Filistin Dışişleri’nden Ankara’ya teşekkür
Cezayir’in teklifi ve Türkiye’nin yoğun diplomatik çabaları ile gündeme getirilen ve BM’den çıkan karar, Filistin’de büyük memnuniyetle karşılandı. İşgalci İsrail ve işbirlikçi ABD’ye haddini bildiren karar sonrası açıklama yapan Filistin Dışişleri Bakanı Riyad el-Maliki, “Türkiye ve Cezayir’e ABD’den gelen tüm baskılara rağmen duruşlarından ötürü teşekkür ederiz” dedi. BM’de iki ‘zafer’ elde edildiğini belirten Maliki, bunlardan ilkinin, geçtiği taktirde tehlike bir emsal teşkil edecek olan ABD önerisinin hezimete uğraması, ikincisinin ise dünyanın, Filistin halkının yanında yer alması olduğunu vurguladı. Öte yandan, Filistin Devlet Başkanı Mahmud Abbas ise BM kararını “Adalet ve uluslararası hukuk için bir zafer” şeklinde değerlendirdi.
‘Haklı olan güçlü olana galebe çaldı’
Türkiye’nin Birleşmiş Milletler (BM) Daimi Temsilcisi Feridun Sinirlioğlu, Filistin halkı için koruma talep eden kararın BM Genel Kurulu’nda kabul edilmesini, “Bir kez daha güçlü olmakla her şeyin elde edilebileceğini sanmanın bedeli olduğu görüldü.
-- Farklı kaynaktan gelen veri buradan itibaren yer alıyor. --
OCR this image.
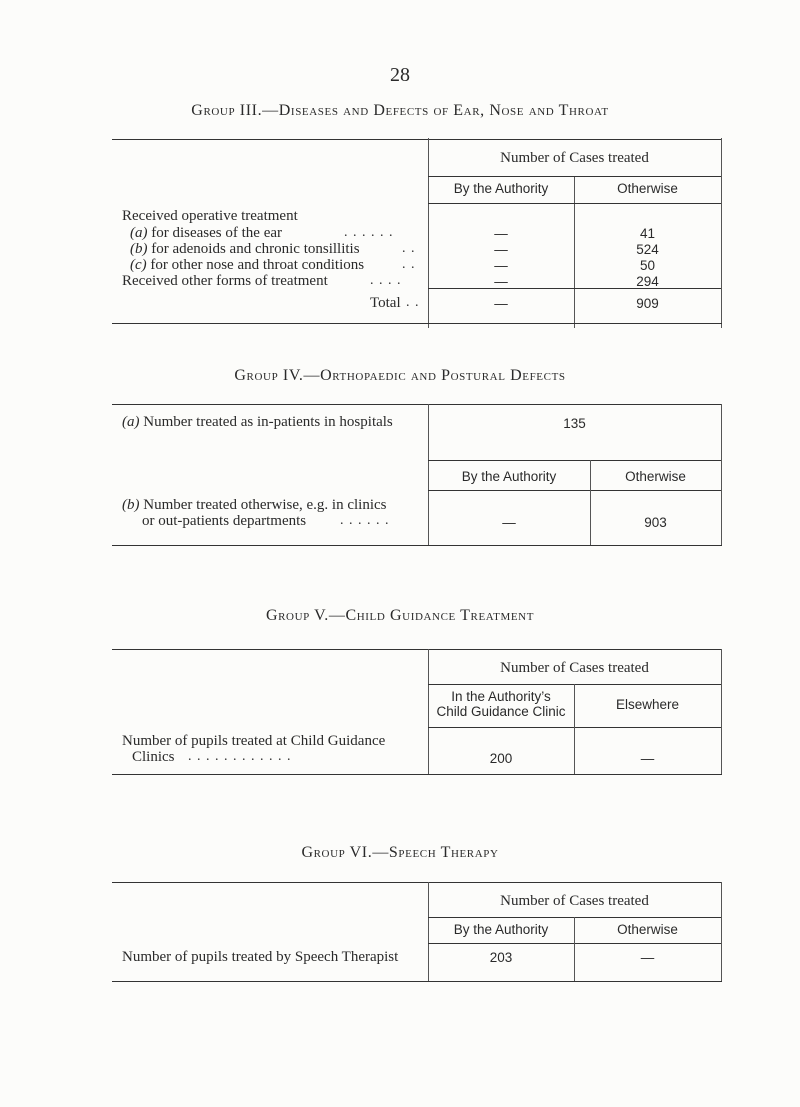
28
Group III.—Diseases and Defects of Ear, Nose and Throat
Number of Cases treated
By the Authority	Otherwise
Received operative treatment
(a) for diseases of the ear	. . . . . .	—	41
(b) for adenoids and chronic tonsillitis	. .	—	524
(c) for other nose and throat conditions	. .	—	50
Received other forms of treatment	. . . .	—	294
Total . .	—	909
Group IV.—Orthopaedic and Postural Defects
(a) Number treated as in-patients in hospitals	135
By the Authority	Otherwise
(b) Number treated otherwise, e.g. in clinics
or out-patients departments . . . . . .	—	903
Group V.—Child Guidance Treatment
Number of Cases treated
In the Authority’s
Child Guidance Clinic	Elsewhere
Number of pupils treated at Child Guidance
Clinics . . . . . . . . . . . .	200	—
Group VI.—Speech Therapy
Number of Cases treated
By the Authority	Otherwise
Number of pupils treated by Speech Therapist	203	—
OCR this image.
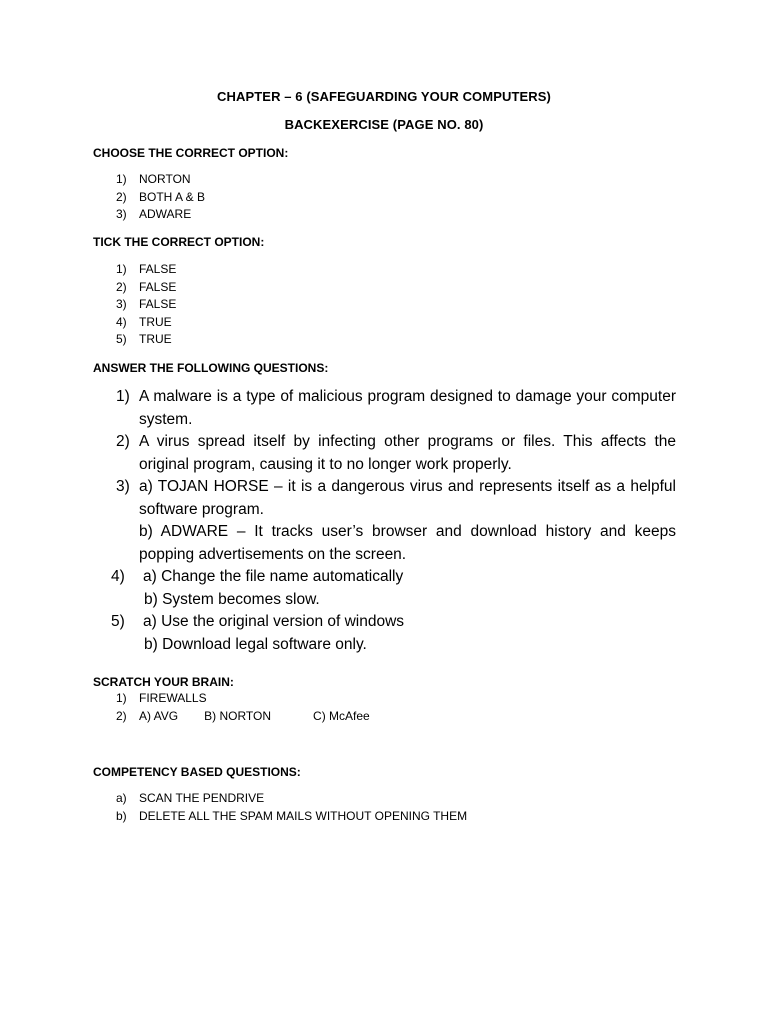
CHAPTER – 6 (SAFEGUARDING YOUR COMPUTERS)
BACKEXERCISE (PAGE NO. 80)
CHOOSE THE CORRECT OPTION:
1) NORTON
2) BOTH A & B
3) ADWARE
TICK THE CORRECT OPTION:
1) FALSE
2) FALSE
3) FALSE
4) TRUE
5) TRUE
ANSWER THE FOLLOWING QUESTIONS:
1) A malware is a type of malicious program designed to damage your computer system.
2) A virus spread itself by infecting other programs or files. This affects the original program, causing it to no longer work properly.
3) a) TOJAN HORSE – it is a dangerous virus and represents itself as a helpful software program.
b) ADWARE – It tracks user’s browser and download history and keeps popping advertisements on the screen.
4) a) Change the file name automatically
b) System becomes slow.
5) a) Use the original version of windows
b) Download legal software only.
SCRATCH YOUR BRAIN:
1) FIREWALLS
2) A) AVG B) NORTON	C) McAfee
COMPETENCY BASED QUESTIONS:
a) SCAN THE PENDRIVE
b) DELETE ALL THE SPAM MAILS WITHOUT OPENING THEM
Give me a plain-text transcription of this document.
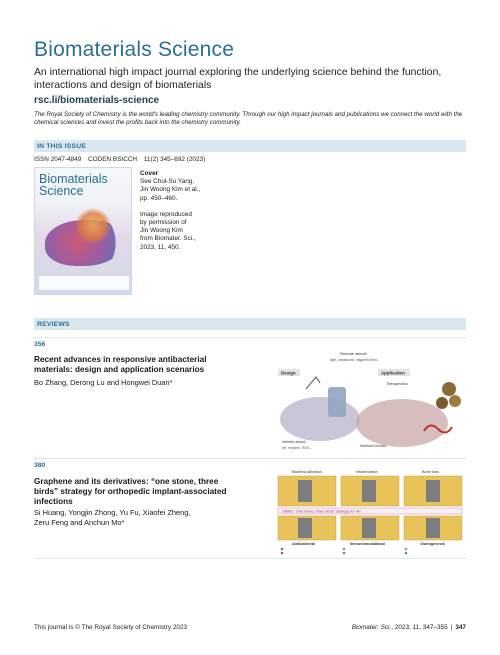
Biomaterials Science
An international high impact journal exploring the underlying science behind the function, interactions and design of biomaterials
rsc.li/biomaterials-science
The Royal Society of Chemistry is the world's leading chemistry community. Through our high impact journals and publications we connect the world with the chemical sciences and invest the profits back into the chemistry community.
IN THIS ISSUE
ISSN 2047-4849 CODEN BSICCH 11(2) 345–692 (2023)
Biomaterials Science
Cover
See Chul-Su Yang,
Jin Woong Kim et al.,
pp. 450–460.
Image reproduced
by permission of
Jin Woong Kim
from Biomater. Sci.,
2023, 11, 450.
REVIEWS
356
Recent advances in responsive antibacterial
materials: design and application scenarios
Bo Zhang, Derong Lu and Hongwei Duan*
Remote stimuli
light, ultrasound, magnetic field...
Design	Application
Therapeutics
Intrinsic stimuli
pH, enzyme, ROS...	Medical Devices
380
Graphene and its derivatives: “one stone, three
birds” strategy for orthopedic implant-associated
infections
Si Huang, Yongjin Zhong, Yu Fu, Xiaofei Zheng,
Zeru Feng and Anchun Mo*
Bacteria adhesion	Inflammation	Bone loss
GBMs: “One stone, three birds” strategy for IAI
Antibacterial	Immunomodulation	Osteogenesis
This journal is © The Royal Society of Chemistry 2023	Biomater. Sci., 2023, 11, 347–355 | 347
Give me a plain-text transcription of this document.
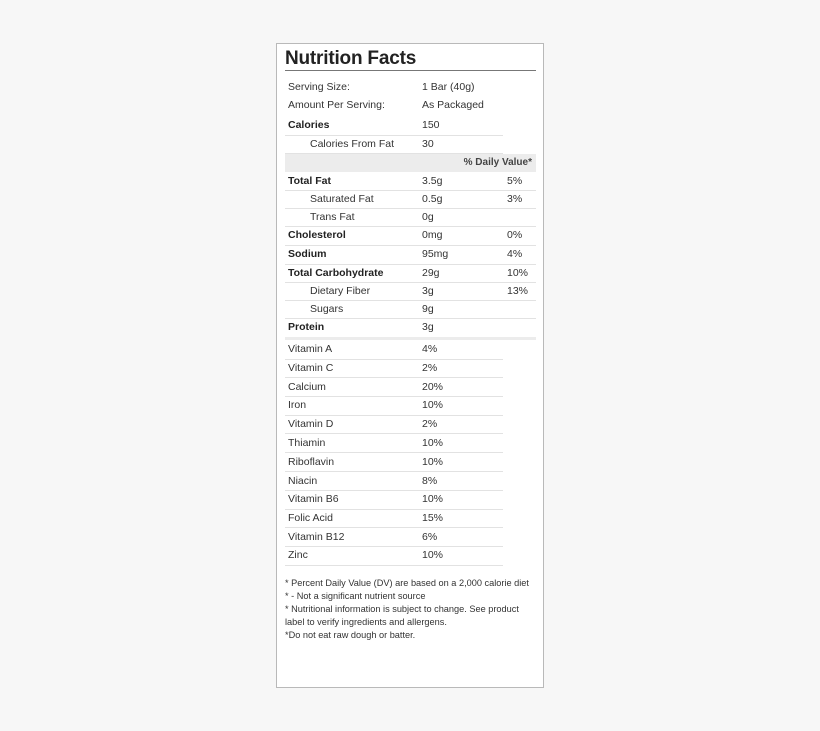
Nutrition Facts
Serving Size:	1 Bar (40g)
Amount Per Serving:	As Packaged
Calories	150
Calories From Fat	30
% Daily Value*
Total Fat	3.5g	5%
Saturated Fat	0.5g	3%
Trans Fat	0g
Cholesterol	0mg	0%
Sodium	95mg	4%
Total Carbohydrate	29g	10%
Dietary Fiber	3g	13%
Sugars	9g
Protein	3g
Vitamin A	4%
Vitamin C	2%
Calcium	20%
Iron	10%
Vitamin D	2%
Thiamin	10%
Riboflavin	10%
Niacin	8%
Vitamin B6	10%
Folic Acid	15%
Vitamin B12	6%
Zinc	10%

* Percent Daily Value (DV) are based on a 2,000 calorie diet

* - Not a significant nutrient source

* Nutritional information is subject to change. See product label to verify ingredients and allergens.

*Do not eat raw dough or batter.
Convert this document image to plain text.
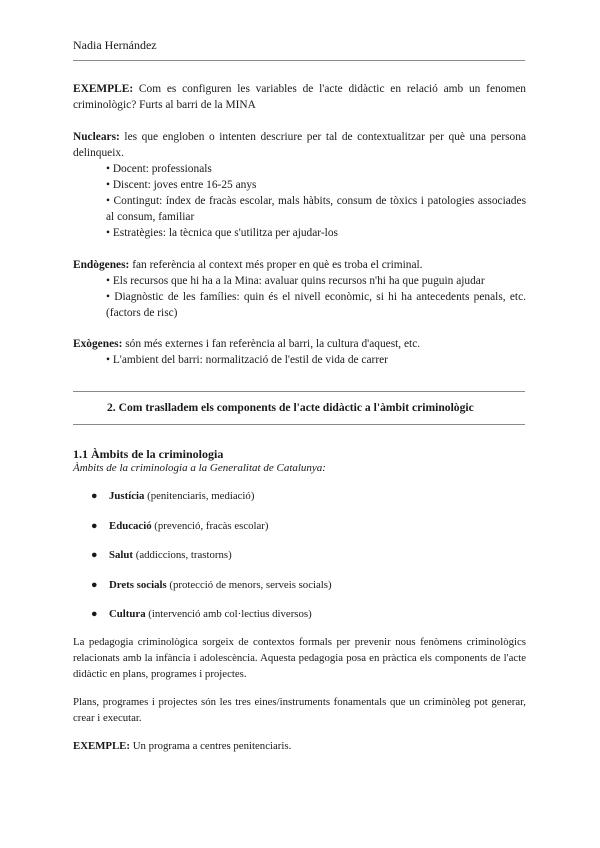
Nadia Hernández
EXEMPLE: Com es configuren les variables de l'acte didàctic en relació amb un fenomen criminològic? Furts al barri de la MINA
Nuclears: les que engloben o intenten descriure per tal de contextualitzar per què una persona delinqueix.
• Docent: professionals
• Discent: joves entre 16-25 anys
• Contingut: índex de fracàs escolar, mals hàbits, consum de tòxics i patologies associades al consum, familiar
• Estratègies: la tècnica que s'utilitza per ajudar-los
Endògenes: fan referència al context més proper en què es troba el criminal.
• Els recursos que hi ha a la Mina: avaluar quins recursos n'hi ha que puguin ajudar
• Diagnòstic de les famílies: quin és el nivell econòmic, si hi ha antecedents penals, etc. (factors de risc)
Exògenes: són més externes i fan referència al barri, la cultura d'aquest, etc.
• L'ambient del barri: normalització de l'estil de vida de carrer
2. Com traslladem els components de l'acte didàctic a l'àmbit criminològic
1.1 Àmbits de la criminologia
Àmbits de la criminologia a la Generalitat de Catalunya:
● Justícia (penitenciaris, mediació)
● Educació (prevenció, fracàs escolar)
● Salut (addiccions, trastorns)
● Drets socials (protecció de menors, serveis socials)
● Cultura (intervenció amb col·lectius diversos)
La pedagogia criminològica sorgeix de contextos formals per prevenir nous fenòmens criminològics relacionats amb la infància i adolescència. Aquesta pedagogia posa en pràctica els components de l'acte didàctic en plans, programes i projectes.
Plans, programes i projectes són les tres eines/instruments fonamentals que un criminòleg pot generar, crear i executar.
EXEMPLE: Un programa a centres penitenciaris.
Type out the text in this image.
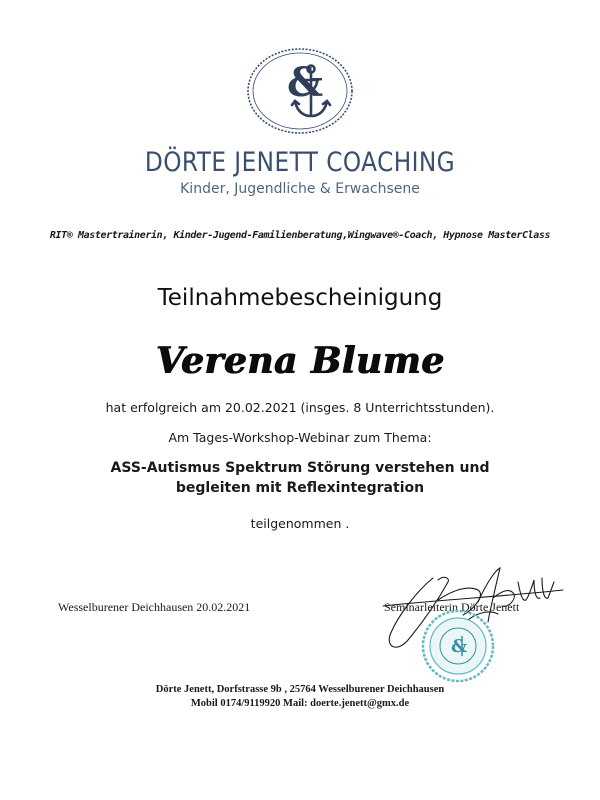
&
DÖRTE JENETT COACHING
Kinder, Jugendliche & Erwachsene
RIT® Mastertrainerin, Kinder-Jugend-Familienberatung,Wingwave®-Coach, Hypnose MasterClass
Teilnahmebescheinigung
Verena Blume
hat erfolgreich am 20.02.2021 (insges. 8 Unterrichtsstunden).
Am Tages-Workshop-Webinar zum Thema:
ASS-Autismus Spektrum Störung verstehen und begleiten mit Reflexintegration
teilgenommen .
Wesselburener Deichhausen 20.02.2021	Seminarleiterin Dörte Jenett
&
Dörte Jenett, Dorfstrasse 9b , 25764 Wesselburener Deichhausen
Mobil 0174/9119920 Mail: doerte.jenett@gmx.de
Haklı olan güçlü olana galebe çaldı” sözleriyle değerlendirdi. Filistin kararının BM Genel Kurulu’nda kabul edilmesinin ardından açıklamalarda bulunan Sinirlioğlu, BM Genel Kurulu’ndaki oylamada kararın, gerekli olan 3’te 2’den de fazla bir oyla geçtiğine dikkat çekerek, Filistinli sivillerin gösteri haklarının gasp edilmesinin ve gösteri yapan sivil Filistinlilerin gerçek mermilerle ateş açılarak katledilmelerinin suç olduğunun Birleşmiş Milletler’de alınan bu kararla dünyaya bir kez daha anlatıldığını vurguladı.